Cela soulève une question fondamentale : comment distinguer les réactions émotionnelles appropriées des sensations physiques ou des réponses mécaniques ? Alors que la médecine cherche à réparer les « circuits » défaillants du corps, les émotions exigent une compréhension plus profonde de leur lien avec les objets ou les contextes qui les suscitent.
La rationalité des émotions
Pour comprendre pleinement les émotions, il est essentiel de reconnaître qu’elles sont orientées vers des objets ou des idées spécifiques. Par exemple, un amour sans objet serait perçu comme irrationnel. De même, la tristesse ou l’anxiété ne peuvent être évaluées sans examiner les circonstances qui les ont déclenchées. Ce lien entre les émotions et leurs objets met en lumière l’importance de la rationalité dans la gestion des sentiments.
Toutefois, cette rationalité est souvent compromise par des approches individualistes et déconnectées des réalités culturelles et sociales. Une société qui rejette les distinctions entre émotions appropriées et inappropriées favorise une conception simpliste des émotions comme de simples sensations, sans profondeur ou signification.
Vers une redéfinition de la « santé mentale »
Repenser la santé mentale nécessite de dépasser l’idée qu’elle repose uniquement sur des causes internes. La prise en compte des circonstances extérieures, des contextes sociaux et des significations culturelles est essentielle. Cela implique également de rejeter l’idée que toutes les émotions doivent être neutralisées ou « soignées ». Certaines émotions douloureuses, bien qu’inconfortables, sont appropriées et nécessaires pour répondre aux réalités de la vie.
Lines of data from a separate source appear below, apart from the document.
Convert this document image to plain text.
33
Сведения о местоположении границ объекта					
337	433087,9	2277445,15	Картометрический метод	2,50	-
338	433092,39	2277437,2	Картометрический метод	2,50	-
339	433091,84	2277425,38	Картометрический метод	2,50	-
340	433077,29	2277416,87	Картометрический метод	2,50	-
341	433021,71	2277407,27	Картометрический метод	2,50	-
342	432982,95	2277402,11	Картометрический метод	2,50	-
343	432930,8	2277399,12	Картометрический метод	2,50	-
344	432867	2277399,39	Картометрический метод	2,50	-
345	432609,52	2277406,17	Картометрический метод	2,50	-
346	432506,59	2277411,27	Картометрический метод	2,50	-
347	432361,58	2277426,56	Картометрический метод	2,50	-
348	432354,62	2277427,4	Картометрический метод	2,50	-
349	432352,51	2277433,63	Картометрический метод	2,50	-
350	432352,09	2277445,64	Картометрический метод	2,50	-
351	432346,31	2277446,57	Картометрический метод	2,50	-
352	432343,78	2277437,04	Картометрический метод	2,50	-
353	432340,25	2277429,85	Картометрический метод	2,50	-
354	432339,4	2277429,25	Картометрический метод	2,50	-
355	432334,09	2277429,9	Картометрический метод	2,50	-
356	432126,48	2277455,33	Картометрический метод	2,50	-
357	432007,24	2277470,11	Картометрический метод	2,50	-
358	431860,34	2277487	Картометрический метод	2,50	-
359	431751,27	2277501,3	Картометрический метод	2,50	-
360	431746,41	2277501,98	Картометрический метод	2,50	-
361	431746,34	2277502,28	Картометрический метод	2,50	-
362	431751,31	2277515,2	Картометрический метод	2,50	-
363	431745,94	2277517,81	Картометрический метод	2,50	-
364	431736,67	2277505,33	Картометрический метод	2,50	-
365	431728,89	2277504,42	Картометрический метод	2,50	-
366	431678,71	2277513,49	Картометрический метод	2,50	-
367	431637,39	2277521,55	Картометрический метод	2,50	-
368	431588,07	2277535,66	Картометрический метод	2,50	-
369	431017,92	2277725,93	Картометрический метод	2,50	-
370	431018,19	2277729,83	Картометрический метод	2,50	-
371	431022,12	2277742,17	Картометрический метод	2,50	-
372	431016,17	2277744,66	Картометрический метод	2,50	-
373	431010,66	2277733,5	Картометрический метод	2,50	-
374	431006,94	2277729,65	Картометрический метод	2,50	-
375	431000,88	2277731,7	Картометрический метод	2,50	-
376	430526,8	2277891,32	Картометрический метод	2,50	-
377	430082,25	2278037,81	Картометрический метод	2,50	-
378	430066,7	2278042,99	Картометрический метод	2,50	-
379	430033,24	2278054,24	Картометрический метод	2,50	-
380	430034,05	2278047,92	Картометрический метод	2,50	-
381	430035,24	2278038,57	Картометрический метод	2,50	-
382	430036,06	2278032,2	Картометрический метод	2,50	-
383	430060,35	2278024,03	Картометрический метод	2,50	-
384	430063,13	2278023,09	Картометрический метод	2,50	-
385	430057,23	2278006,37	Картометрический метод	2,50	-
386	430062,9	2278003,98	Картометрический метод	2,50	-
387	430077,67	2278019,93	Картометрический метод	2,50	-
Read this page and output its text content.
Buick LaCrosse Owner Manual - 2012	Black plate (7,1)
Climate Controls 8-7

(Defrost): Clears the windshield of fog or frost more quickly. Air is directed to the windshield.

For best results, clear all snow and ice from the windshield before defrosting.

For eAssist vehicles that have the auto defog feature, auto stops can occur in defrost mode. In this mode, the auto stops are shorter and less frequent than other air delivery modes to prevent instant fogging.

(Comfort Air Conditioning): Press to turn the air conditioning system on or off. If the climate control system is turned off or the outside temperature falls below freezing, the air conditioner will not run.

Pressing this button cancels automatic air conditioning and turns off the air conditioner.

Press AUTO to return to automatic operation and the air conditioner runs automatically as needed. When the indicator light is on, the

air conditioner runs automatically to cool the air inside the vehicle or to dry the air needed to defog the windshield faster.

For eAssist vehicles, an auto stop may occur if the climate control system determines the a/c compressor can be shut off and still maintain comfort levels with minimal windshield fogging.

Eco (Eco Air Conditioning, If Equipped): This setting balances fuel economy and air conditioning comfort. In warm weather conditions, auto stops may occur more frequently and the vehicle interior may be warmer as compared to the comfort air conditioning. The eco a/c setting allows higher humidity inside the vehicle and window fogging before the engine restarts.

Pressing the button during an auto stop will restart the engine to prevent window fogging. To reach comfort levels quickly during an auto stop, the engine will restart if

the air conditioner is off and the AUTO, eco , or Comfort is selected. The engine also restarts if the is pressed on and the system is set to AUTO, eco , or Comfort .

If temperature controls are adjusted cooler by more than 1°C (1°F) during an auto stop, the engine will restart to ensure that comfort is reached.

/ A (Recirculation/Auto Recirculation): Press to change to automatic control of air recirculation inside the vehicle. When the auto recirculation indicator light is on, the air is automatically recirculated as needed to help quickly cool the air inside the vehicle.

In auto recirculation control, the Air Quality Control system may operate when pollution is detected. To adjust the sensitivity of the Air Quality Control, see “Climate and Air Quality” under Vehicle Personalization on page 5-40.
En reconnaissant que les émotions sont liées à la compréhension et aux interactions sociales, il devient possible d’aborder la santé mentale de manière plus globale. Plutôt que de chercher uniquement à éliminer les émotions désagréables, il s’agit d’examiner leur pertinence par rapport à leurs causes et de favoriser des réponses émotionnelles adaptées aux défis de la vie.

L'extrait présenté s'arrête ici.